Unlike in the UK, there was no public body support system to help parents and families of disabled children and those with a backward mentalities saw the disability as a curse, making the child all the more vulnerable to abuse under family care. Making the orphanage a total God send for these children. Started and still being ran by a single disabled woman, the orphanage ‘home of happiness’ is an attempt to create a place of happiness for disabled children, where there is opportunity for education and play and most of all a resemblance of dignity of life.
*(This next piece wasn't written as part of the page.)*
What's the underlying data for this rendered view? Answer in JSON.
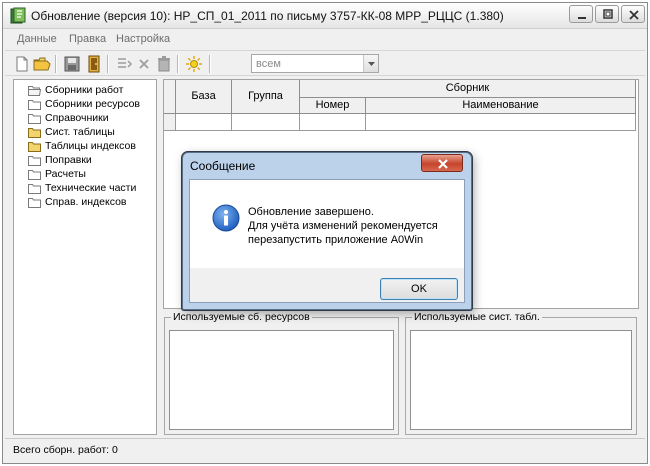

The founder of the home, a victim of abuse herself started by taking any child she heard was disabled into her own shanty home. Through some publicity she received funding to get a larger home, where she houses growing numbers of disabled girls and boys. Yet even that space is out growing the demand for her benevolence.

Situations like this touched me and I realised just how developed the UK really is. And how many functions of protection via government initiatives we have available.

As I helped at the orphanage it dawned on me that these children lives would’ve been so much better had they been born in the West.

Though, being black in The West has its challenges, these challenges are not insurmountable. I learnt this in Africa. My ‘black’ issues are not so all-encompassing that they stop me from learning and developing an outstanding life that would allow me to contribute towards society and communities in need.

If you are an African anywhere in The West, go to Africa for six months get a flavour of life. How people just like you think and what they place value in?

I guarantee you, your thoughts of self; Africa and The West will be drastically different for the better.